Господи, мелькнуло у Жака, уедем отсюда и даже кадиш не скажем? Ведь там, на пригорке, за перелеском, за дождем похоронено двести лет жизни всего Меламедова рода…

— За помин всех, кого убили невинно. Ваших и наших, — сказал Пранас и, не дожидаясь согласия, принес бутыль и стаканы.

Они выпили по чарке крепкого, пшеничного самогона и стали прощаться.

Хозяйка положила им в дорогу сыру, хлеба, яблок, а Пранас проводил их до мокнущего под проливным дождем форда.

Только Жак немного задержался.

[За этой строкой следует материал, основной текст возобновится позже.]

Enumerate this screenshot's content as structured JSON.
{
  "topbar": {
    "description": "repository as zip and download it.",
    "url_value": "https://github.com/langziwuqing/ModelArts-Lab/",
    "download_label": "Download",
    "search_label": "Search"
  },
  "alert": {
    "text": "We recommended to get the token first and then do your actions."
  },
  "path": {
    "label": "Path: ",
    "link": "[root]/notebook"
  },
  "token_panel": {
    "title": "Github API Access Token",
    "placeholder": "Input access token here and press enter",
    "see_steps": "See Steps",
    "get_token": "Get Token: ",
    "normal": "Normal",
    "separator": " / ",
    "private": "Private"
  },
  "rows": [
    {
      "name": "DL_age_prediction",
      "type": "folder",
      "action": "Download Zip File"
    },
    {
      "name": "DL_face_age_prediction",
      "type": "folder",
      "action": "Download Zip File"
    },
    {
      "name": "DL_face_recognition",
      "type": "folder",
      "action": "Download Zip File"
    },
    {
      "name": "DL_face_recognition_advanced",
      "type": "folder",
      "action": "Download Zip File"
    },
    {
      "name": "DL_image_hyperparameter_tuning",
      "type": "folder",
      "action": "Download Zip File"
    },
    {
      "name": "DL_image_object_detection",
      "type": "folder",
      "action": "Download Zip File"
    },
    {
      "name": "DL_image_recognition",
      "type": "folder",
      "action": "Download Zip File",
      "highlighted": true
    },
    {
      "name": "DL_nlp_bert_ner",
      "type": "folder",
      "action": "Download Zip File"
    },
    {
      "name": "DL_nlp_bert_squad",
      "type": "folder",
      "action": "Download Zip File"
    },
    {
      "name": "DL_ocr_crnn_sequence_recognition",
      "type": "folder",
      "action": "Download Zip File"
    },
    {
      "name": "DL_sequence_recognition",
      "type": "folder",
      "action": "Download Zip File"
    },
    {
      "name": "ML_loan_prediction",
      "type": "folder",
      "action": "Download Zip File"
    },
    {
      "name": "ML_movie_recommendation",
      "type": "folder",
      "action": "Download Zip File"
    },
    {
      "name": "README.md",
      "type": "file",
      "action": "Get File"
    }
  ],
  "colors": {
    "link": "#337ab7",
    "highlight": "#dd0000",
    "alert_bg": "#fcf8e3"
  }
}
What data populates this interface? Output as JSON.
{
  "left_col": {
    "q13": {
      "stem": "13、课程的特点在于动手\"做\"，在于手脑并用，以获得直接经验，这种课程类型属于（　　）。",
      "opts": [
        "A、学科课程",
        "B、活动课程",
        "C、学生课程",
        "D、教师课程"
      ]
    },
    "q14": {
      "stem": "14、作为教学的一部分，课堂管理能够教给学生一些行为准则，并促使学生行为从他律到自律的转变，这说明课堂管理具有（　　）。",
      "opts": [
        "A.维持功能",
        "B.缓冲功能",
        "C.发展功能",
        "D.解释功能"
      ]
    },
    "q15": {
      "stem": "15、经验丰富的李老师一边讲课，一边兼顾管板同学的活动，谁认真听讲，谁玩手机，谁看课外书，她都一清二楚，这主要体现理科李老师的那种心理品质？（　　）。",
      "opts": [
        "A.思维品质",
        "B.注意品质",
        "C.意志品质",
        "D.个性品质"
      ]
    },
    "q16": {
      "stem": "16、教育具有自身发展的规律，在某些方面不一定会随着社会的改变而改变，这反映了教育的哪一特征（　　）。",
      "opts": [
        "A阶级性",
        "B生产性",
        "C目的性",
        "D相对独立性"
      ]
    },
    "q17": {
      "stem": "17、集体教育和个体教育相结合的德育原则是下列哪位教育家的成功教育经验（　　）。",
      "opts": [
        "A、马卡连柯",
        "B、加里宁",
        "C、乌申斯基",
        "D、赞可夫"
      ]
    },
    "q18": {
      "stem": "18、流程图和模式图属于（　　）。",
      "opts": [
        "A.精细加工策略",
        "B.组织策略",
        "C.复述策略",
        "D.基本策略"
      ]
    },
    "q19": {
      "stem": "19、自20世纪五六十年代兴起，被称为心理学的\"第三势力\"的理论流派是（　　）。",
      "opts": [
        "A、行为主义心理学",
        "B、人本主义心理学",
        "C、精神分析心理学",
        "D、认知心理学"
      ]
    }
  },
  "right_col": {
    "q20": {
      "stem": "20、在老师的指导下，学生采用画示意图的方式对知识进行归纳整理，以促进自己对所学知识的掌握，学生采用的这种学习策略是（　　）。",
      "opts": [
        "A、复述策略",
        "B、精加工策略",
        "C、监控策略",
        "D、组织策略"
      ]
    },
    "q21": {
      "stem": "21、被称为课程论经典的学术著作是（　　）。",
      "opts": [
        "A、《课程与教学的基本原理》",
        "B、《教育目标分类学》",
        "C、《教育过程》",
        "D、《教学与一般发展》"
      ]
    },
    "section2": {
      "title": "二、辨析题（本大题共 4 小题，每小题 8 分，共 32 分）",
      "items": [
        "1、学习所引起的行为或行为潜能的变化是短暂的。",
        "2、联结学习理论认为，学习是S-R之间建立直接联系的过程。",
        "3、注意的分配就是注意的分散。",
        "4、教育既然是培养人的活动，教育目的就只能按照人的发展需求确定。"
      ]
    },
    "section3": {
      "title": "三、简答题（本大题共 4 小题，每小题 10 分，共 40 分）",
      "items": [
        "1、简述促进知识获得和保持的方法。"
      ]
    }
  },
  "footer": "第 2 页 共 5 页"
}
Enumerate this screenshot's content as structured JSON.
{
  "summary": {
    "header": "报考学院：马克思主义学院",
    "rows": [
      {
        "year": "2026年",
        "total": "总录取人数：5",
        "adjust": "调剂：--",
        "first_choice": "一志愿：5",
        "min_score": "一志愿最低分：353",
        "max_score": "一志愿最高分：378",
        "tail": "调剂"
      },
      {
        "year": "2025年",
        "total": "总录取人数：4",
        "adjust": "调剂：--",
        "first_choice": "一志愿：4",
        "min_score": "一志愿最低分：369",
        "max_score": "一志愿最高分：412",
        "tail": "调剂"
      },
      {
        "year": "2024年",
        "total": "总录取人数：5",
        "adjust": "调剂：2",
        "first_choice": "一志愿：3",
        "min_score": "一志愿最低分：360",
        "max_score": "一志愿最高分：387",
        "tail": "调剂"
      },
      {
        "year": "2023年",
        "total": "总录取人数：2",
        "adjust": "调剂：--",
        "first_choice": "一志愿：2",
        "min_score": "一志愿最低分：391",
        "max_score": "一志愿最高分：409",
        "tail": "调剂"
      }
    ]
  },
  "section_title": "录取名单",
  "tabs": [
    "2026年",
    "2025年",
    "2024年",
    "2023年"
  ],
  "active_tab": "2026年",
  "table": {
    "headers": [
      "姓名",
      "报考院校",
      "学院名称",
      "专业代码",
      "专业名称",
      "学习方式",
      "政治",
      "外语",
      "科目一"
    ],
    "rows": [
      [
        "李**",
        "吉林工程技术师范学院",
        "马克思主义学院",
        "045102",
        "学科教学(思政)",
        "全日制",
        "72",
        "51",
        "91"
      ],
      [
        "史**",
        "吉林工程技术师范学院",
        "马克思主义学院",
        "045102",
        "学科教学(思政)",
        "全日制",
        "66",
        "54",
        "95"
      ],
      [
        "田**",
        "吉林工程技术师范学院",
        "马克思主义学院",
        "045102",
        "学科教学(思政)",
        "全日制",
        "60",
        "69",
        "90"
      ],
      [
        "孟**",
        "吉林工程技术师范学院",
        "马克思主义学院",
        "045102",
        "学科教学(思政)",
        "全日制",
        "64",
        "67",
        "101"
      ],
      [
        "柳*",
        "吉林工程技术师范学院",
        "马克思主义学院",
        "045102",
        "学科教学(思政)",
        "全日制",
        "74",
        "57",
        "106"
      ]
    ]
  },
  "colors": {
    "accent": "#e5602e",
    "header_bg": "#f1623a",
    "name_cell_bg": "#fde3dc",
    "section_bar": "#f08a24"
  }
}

Он доковылял до старого каштана, который, как и в детстве, по-кошачьи царапал своими ветвями окно избы, прислонился щекой к его корявому, двустворчатому стволу и стал без запинки говорить кадиш: "Да возвысится и освятится Его великое имя в мире, сотворенном по воле Его; и да установит Он царскую власть свою… Устанавливающий мир в своих высотах, да пошлет Он мир нам и всему Израилю…" Крупные капли дождя бесшумно падали с царственной кроны вниз, и Меламед, не переставая шептать поминальную молитву, подставлял под них свои шершавые ладони, словно хотел собрать в пригоршню его неземные слезы и увезти их с собой на Святую землю…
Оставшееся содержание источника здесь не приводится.